Von Außen betrachtet scheint es ein riskantes Unterfangen, ein Remake zweier Filmklassiker, Akira Kurasawas Die sieben Samurai von 1954 und John Sturges’ Die glorreichen Sieben von 1960, zu drehen. Was hat Sie bewogen, es dennoch zu wagen?
Reine Dummheit! Als sie mich fragten, war meine erste Reaktion: Auf keinen Fall. Dann las ich das Drehbuch und war nicht überzeugt. Dann sah ich mir nochmal Kurosawas Film an und dachte: Das ist eine gute Geschichte, die es wert ist, erzählt zu werden. Aber wie bekommt man einen interessanten, aktuellen Bezug hin? Bis mir klar wurde: Es geht um Terrorismus. Wenn man eine Kirche abfackelt, Leute auf offener Straße umbringt und ihre Religion auslöscht, dann ist das Terrorismus. Ganz ähnlich zu dem, was heute fast tagtäglich in den Nachrichten zu sehen ist, nur eben im Wilden Westen. Sieben Männer kämpfen gegen einen Tyrannen, der eine Kleinstadt terrorisiert, ihnen Hab und Gut abnimmt, wie heute die Typen der Wall Street. All das, wovon Kurosawa spricht, passiert heute ganz ähnlich.

Sehen Sie in der heutigen Realität auch Helden wie diese glorreichen Sieben?
Kann es jemanden wie Denzels Figur geben? Absolut! Besonders heute. Barack Obama ist der erste schwarze Präsident der Vereinigten Staaten, das ist heroisch. Sein Leben ist sehr viel gefährdeter als unsere. Sein Posten ist ein Höllenjob.
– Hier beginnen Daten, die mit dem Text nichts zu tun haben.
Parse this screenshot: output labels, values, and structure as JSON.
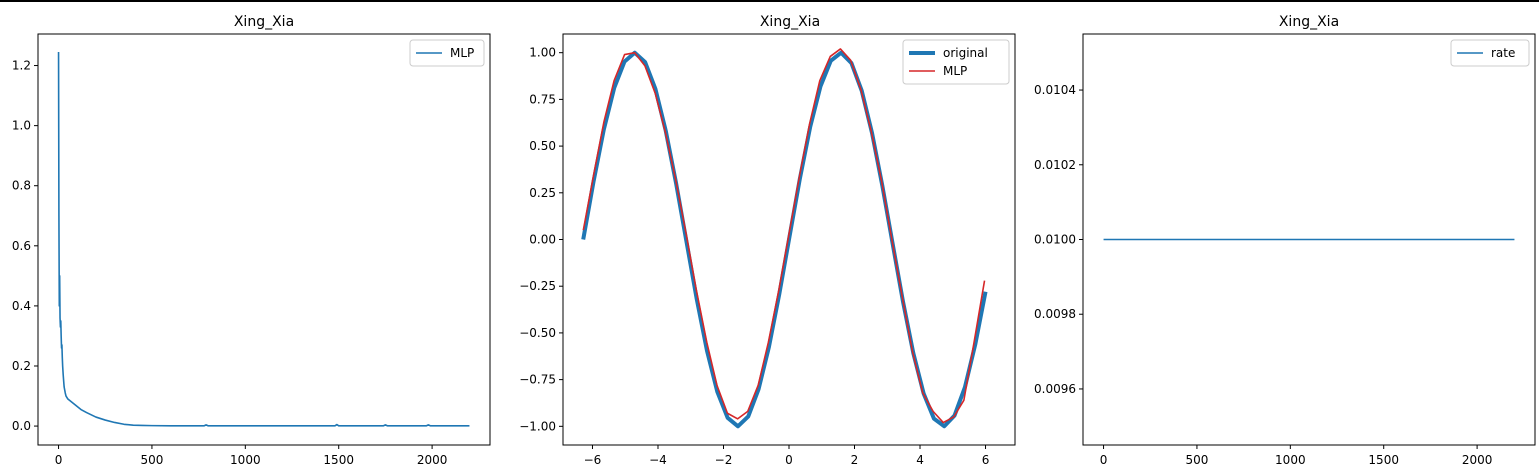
{
  "chart_data": [
    {
      "type": "line",
      "title": "Xing_Xia",
      "xlim": [
        -110,
        2310
      ],
      "ylim": [
        -0.063,
        1.305
      ],
      "xticks": [
        0,
        500,
        1000,
        1500,
        2000
      ],
      "xtick_labels": [
        "0",
        "500",
        "1000",
        "1500",
        "2000"
      ],
      "yticks": [
        0.0,
        0.2,
        0.4,
        0.6,
        0.8,
        1.0,
        1.2
      ],
      "ytick_labels": [
        "0.0",
        "0.2",
        "0.4",
        "0.6",
        "0.8",
        "1.0",
        "1.2"
      ],
      "legend": "top-right",
      "series": [
        {
          "name": "MLP",
          "color": "#1f77b4",
          "x": [
            0,
            2,
            4,
            6,
            8,
            10,
            12,
            14,
            16,
            18,
            20,
            22,
            25,
            28,
            30,
            33,
            36,
            40,
            45,
            50,
            60,
            70,
            80,
            100,
            120,
            150,
            200,
            250,
            300,
            350,
            400,
            450,
            500,
            600,
            700,
            780,
            790,
            800,
            1000,
            1200,
            1400,
            1480,
            1490,
            1500,
            1700,
            1740,
            1750,
            1760,
            1970,
            1980,
            1990,
            2200
          ],
          "y": [
            1.245,
            0.7,
            0.4,
            0.5,
            0.36,
            0.33,
            0.35,
            0.3,
            0.26,
            0.27,
            0.23,
            0.2,
            0.17,
            0.145,
            0.13,
            0.12,
            0.11,
            0.1,
            0.095,
            0.09,
            0.085,
            0.08,
            0.075,
            0.065,
            0.055,
            0.045,
            0.03,
            0.02,
            0.012,
            0.006,
            0.003,
            0.002,
            0.0015,
            0.001,
            0.001,
            0.001,
            0.004,
            0.001,
            0.001,
            0.001,
            0.001,
            0.001,
            0.005,
            0.001,
            0.001,
            0.001,
            0.004,
            0.001,
            0.001,
            0.004,
            0.001,
            0.001
          ]
        }
      ]
    },
    {
      "type": "line",
      "title": "Xing_Xia",
      "xlim": [
        -6.9,
        6.9
      ],
      "ylim": [
        -1.1,
        1.1
      ],
      "xticks": [
        -6,
        -4,
        -2,
        0,
        2,
        4,
        6
      ],
      "xtick_labels": [
        "−6",
        "−4",
        "−2",
        "0",
        "2",
        "4",
        "6"
      ],
      "yticks": [
        -1.0,
        -0.75,
        -0.5,
        -0.25,
        0.0,
        0.25,
        0.5,
        0.75,
        1.0
      ],
      "ytick_labels": [
        "−1.00",
        "−0.75",
        "−0.50",
        "−0.25",
        "0.00",
        "0.25",
        "0.50",
        "0.75",
        "1.00"
      ],
      "legend": "top-right",
      "series": [
        {
          "name": "original",
          "color": "#1f77b4",
          "function": "sin",
          "x_range": [
            -6.283,
            6.0
          ],
          "points": 40
        },
        {
          "name": "MLP",
          "color": "#d62728",
          "x": [
            -6.28,
            -5.96,
            -5.65,
            -5.34,
            -5.02,
            -4.71,
            -4.4,
            -4.08,
            -3.77,
            -3.46,
            -3.14,
            -2.83,
            -2.51,
            -2.2,
            -1.88,
            -1.57,
            -1.26,
            -0.94,
            -0.63,
            -0.31,
            0.0,
            0.31,
            0.63,
            0.94,
            1.26,
            1.57,
            1.88,
            2.2,
            2.51,
            2.83,
            3.14,
            3.46,
            3.77,
            4.08,
            4.4,
            4.71,
            5.03,
            5.34,
            5.65,
            5.97
          ],
          "y": [
            0.05,
            0.35,
            0.63,
            0.85,
            0.99,
            1.0,
            0.93,
            0.78,
            0.57,
            0.32,
            0.03,
            -0.27,
            -0.55,
            -0.78,
            -0.93,
            -0.96,
            -0.92,
            -0.78,
            -0.55,
            -0.27,
            0.03,
            0.33,
            0.62,
            0.85,
            0.98,
            1.02,
            0.96,
            0.8,
            0.58,
            0.31,
            0.0,
            -0.31,
            -0.6,
            -0.82,
            -0.92,
            -0.98,
            -0.95,
            -0.86,
            -0.55,
            -0.22
          ]
        }
      ]
    },
    {
      "type": "line",
      "title": "Xing_Xia",
      "xlim": [
        -110,
        2310
      ],
      "ylim": [
        0.00945,
        0.01055
      ],
      "xticks": [
        0,
        500,
        1000,
        1500,
        2000
      ],
      "xtick_labels": [
        "0",
        "500",
        "1000",
        "1500",
        "2000"
      ],
      "yticks": [
        0.0096,
        0.0098,
        0.01,
        0.0102,
        0.0104
      ],
      "ytick_labels": [
        "0.0096",
        "0.0098",
        "0.0100",
        "0.0102",
        "0.0104"
      ],
      "legend": "top-right",
      "series": [
        {
          "name": "rate",
          "color": "#1f77b4",
          "x": [
            0,
            2200
          ],
          "y": [
            0.01,
            0.01
          ]
        }
      ]
    }
  ]
}
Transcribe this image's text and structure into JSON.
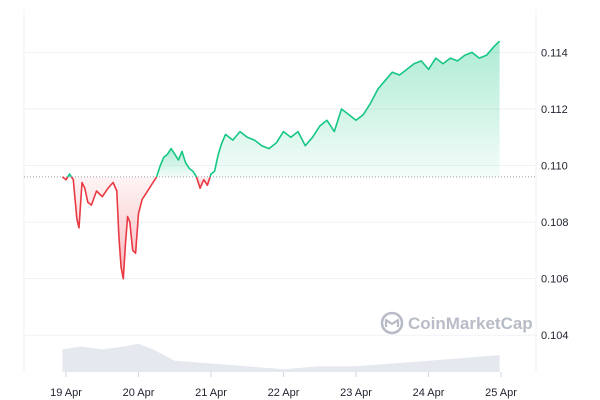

Was macht den Western als Genre so besonders, dass er immer wieder Renaissancen erlebt?
Weil er archaische Geschichten erzählt. Man kann sich hinter nichts verstecken. Keine Helikopter, schnelle Autos und Explosionen, es geht nur um die Charaktere. Sie müssen stark und besonders sein. Als ich mit den Studiobossen über die Figuren redete, sagte ich: Ich will Denzel Washington auf einem Pferd sehen! Ich will einen schwarzen Mann über einen Bergrücken reiten sehen, mit Staub und Hitzeflimmern. So hat man Denzel noch nie gesehen, und das werden die Leute lieben. Die Bosse waren erst mal baff und meinten dann: Wenn du ihn dazu bringen kannst, nur zu! Also flog ich nach New York, traf mich mit ihm zum Mittagessen und spielte im Filmmusik aus Sergio Leone Western vor und sagte: Stell dir vor, wie du hinter einem Berg auf einem Pferd auftauchst. Als er zusagte, kam die Sache ins Rollen. Ethan bekam davon Wind und meinte: „Es heißt Die Glorreichen Sieben, Denzel ist einer davon, bleiben sechs übrig. Ich bin einer von ihnen.“

Wie fanden Sie die restlichen fünf?
Ich wollte eine möglichst vielfältige Besetzung, wie man den Wilden Westen noch nicht gesehen hat. Dabei waren die Cowboys damals alle Einwanderer aus verschiedensten Winkeln der Welt. Ich wollte Kurosawas Vorlage im Kern treu bleiben, der Loyalität und der Freundschaft der Männer, aber mit einem aktuellen Bezug für eine jüngere Generation. Als mir das klar wurde, fühlte ich mich sicher genug, den Film zu drehen. Ich hatte die richtigen Intentionen. Ob es mir gelungen ist, müssen die Zuschauer entscheiden.